PROCESOS MODERNOS

El auge de los sitios web que buscan el pasado

El auge de los sitios web que buscan el pasado
El auge de los sitios web que buscan el pasado

A Ryan Kramer le bastó un poco de saliva y nueve días de investigación genealógica para descubrir la identidad de su padre biológico, a pesar de que ese hombre nunca se había hecho una prueba de ADN y pensaba que nunca iba a ser ubicado.

Fue en 2005, cuando comenzaban a aparecer los sitios de análisis de ADN. Ryan tenía 15 años.

Trece años después, el auge de las pruebas particulares de ADN en Estados Unidos permite que las personas nacidas de donaciones anónimas de gametos u ovocitos identifiquen a su “donante” en la mayoría de los casos.

“Hay que ser ingenuo para creer que una persona que dona esperma u óvulos puede permanecer en el anonimato en Estados Unidos”, dice CeCe Moore, una pionera en genealogía genética y creadora de la página de Facebook DNADetectives.
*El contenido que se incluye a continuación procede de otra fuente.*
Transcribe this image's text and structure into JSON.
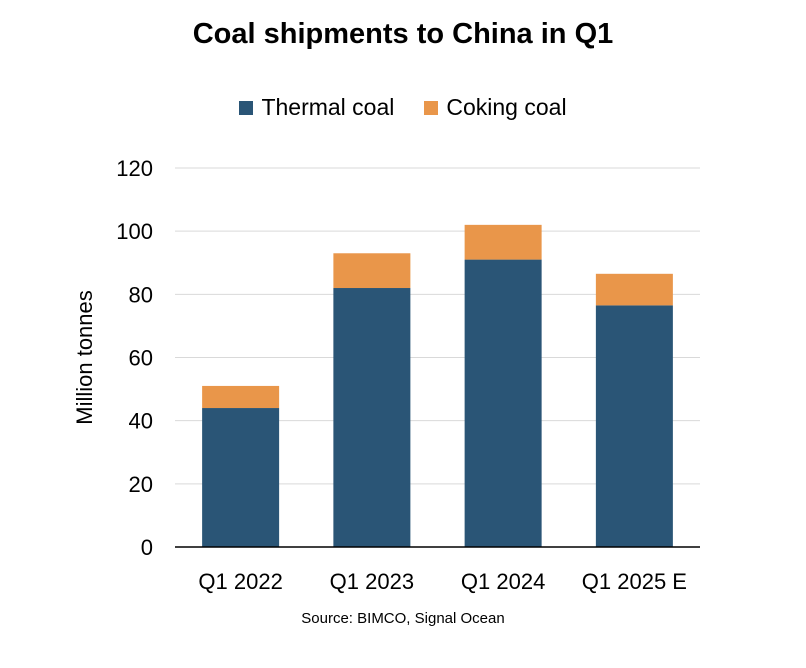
{
  "chart_data": {
    "type": "bar",
    "stacked": true,
    "title": "Coal shipments to China in Q1",
    "xlabel": "",
    "ylabel": "Million tonnes",
    "categories": [
      "Q1 2022",
      "Q1 2023",
      "Q1 2024",
      "Q1 2025 E"
    ],
    "series": [
      {
        "name": "Thermal coal",
        "color": "#2a5576",
        "values": [
          44,
          82,
          91,
          76.5
        ]
      },
      {
        "name": "Coking coal",
        "color": "#e9964a",
        "values": [
          7,
          11,
          11,
          10
        ]
      }
    ],
    "ylim": [
      0,
      120
    ],
    "yticks": [
      0,
      20,
      40,
      60,
      80,
      100,
      120
    ],
    "grid": true,
    "legend_position": "top",
    "source": "Source: BIMCO, Signal Ocean"
  }
}
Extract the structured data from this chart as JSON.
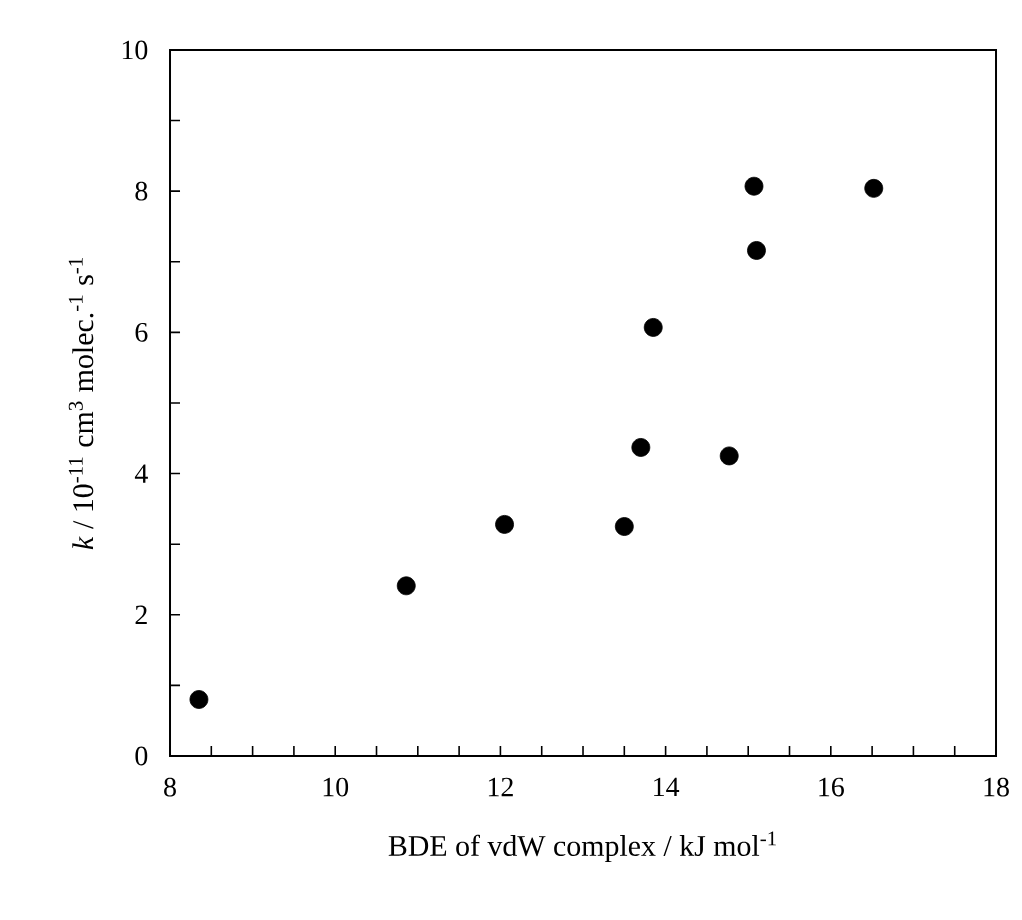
{
  "chart_data": {
    "type": "scatter",
    "xlabel": "BDE of vdW complex / kJ  mol$^{-1}$",
    "ylabel": "*k* / 10$^{-11}$ cm$^{3}$ molec.$^{-1}$ s$^{-1}$",
    "x": [
      8.35,
      10.86,
      12.05,
      13.5,
      13.7,
      13.85,
      14.77,
      15.07,
      15.1,
      16.52
    ],
    "values": [
      0.8,
      2.41,
      3.28,
      3.25,
      4.37,
      6.07,
      4.25,
      8.07,
      7.16,
      8.04
    ],
    "color": "#000000",
    "grid": false,
    "xlim": [
      8,
      18
    ],
    "xticks": [
      8,
      {
        "value": 8.5,
        "label": null
      },
      {
        "value": 9,
        "label": null
      },
      {
        "value": 9.5,
        "label": null
      },
      10,
      {
        "value": 10.5,
        "label": null
      },
      {
        "value": 11,
        "label": null
      },
      {
        "value": 11.5,
        "label": null
      },
      12,
      {
        "value": 12.5,
        "label": null
      },
      {
        "value": 13,
        "label": null
      },
      {
        "value": 13.5,
        "label": null
      },
      14,
      {
        "value": 14.5,
        "label": null
      },
      {
        "value": 15,
        "label": null
      },
      {
        "value": 15.5,
        "label": null
      },
      16,
      {
        "value": 16.5,
        "label": null
      },
      {
        "value": 17,
        "label": null
      },
      {
        "value": 17.5,
        "label": null
      },
      18
    ],
    "ylim": [
      0,
      10
    ],
    "yticks": [
      0,
      {
        "value": 1,
        "label": null
      },
      2,
      {
        "value": 3,
        "label": null
      },
      4,
      {
        "value": 5,
        "label": null
      },
      6,
      {
        "value": 7,
        "label": null
      },
      8,
      {
        "value": 9,
        "label": null
      },
      10
    ]
  }
}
“La divulgación ocurrirá, es una consecuencia inevitable”, dijo Peter Schlegel, presidente de la Sociedad Estadounidense de Medicina Reproductiva.

Para este experto, dentro de cinco años esto será parte de la “conversación estándar” con donantes o candidatas para la procreación médicamente asistida (PMA).

Análisis

Los donantes se identifican indirectamente, por su proximidad genética a un primo lejano que se hizo una prueba de ADN.

Con al menos 10 millones de personas analizadas en Estados Unidos, el simple juego de probabilidades significa que casi toda la población está asociada con uno de los perfiles registrados.

El sitio que vendió su kit de ADN a Ryan calculó que dos hombres, en su base de perfiles, tenían con él un ancestro común en el siglo XVII.

Suponiendo que el donante tendría el mismo apellido poco común que estos dos desconocidos, Ryan y su madre soltera, Wendy, consultaron entonces el registro estatal de Los Ángeles en la fecha de nacimiento del donante, el único dato biográfico que dio el banco de esperma. Bingo: un solo hombre tenía el apellido extraño.

Al ser contactado, le dijo a Ryan que estaba “encantado de ser (su) padre genético”. Ahora están en contacto regular.

“Él fue el primero en encontrar su donante por el ADN”, dice Wendy Kramer, cuyo sitio web Donor Sibling Registry, creado en 2003 y que vincula a hijos y donantes, ahora cuenta con 60 mil miembros.

Los cuatro sitios de internet que ofrecen un servicio de pruebas y de coincidencia de ADN (Ancestry, 23andMe, FamilyTreeDNA, MyHeritage, a los que se agrega el sitio de comparación abierto GEDmatch, usado por la policía) tienen actualmente tantos perfiles que es raro no encontrar al menos un primo lejano allí.

Erin Jackson se enteró, a los 35 años, de que fue concebida por donación de esperma, examinó su ADN y encontró un medio hermano. “¡El parecido era asombroso!”, afirmó. Luego, a partir de un primo segundo, descubrió el nombre de su donante, quien se rehusó a establecer cualquier contacto. La joven, que reside en San Diego, espera que la desaparición del anonimato de las donaciones obligue a los bancos de esperma a limitar el número de niños nacidos del mismo donante, a falta de regulaciones.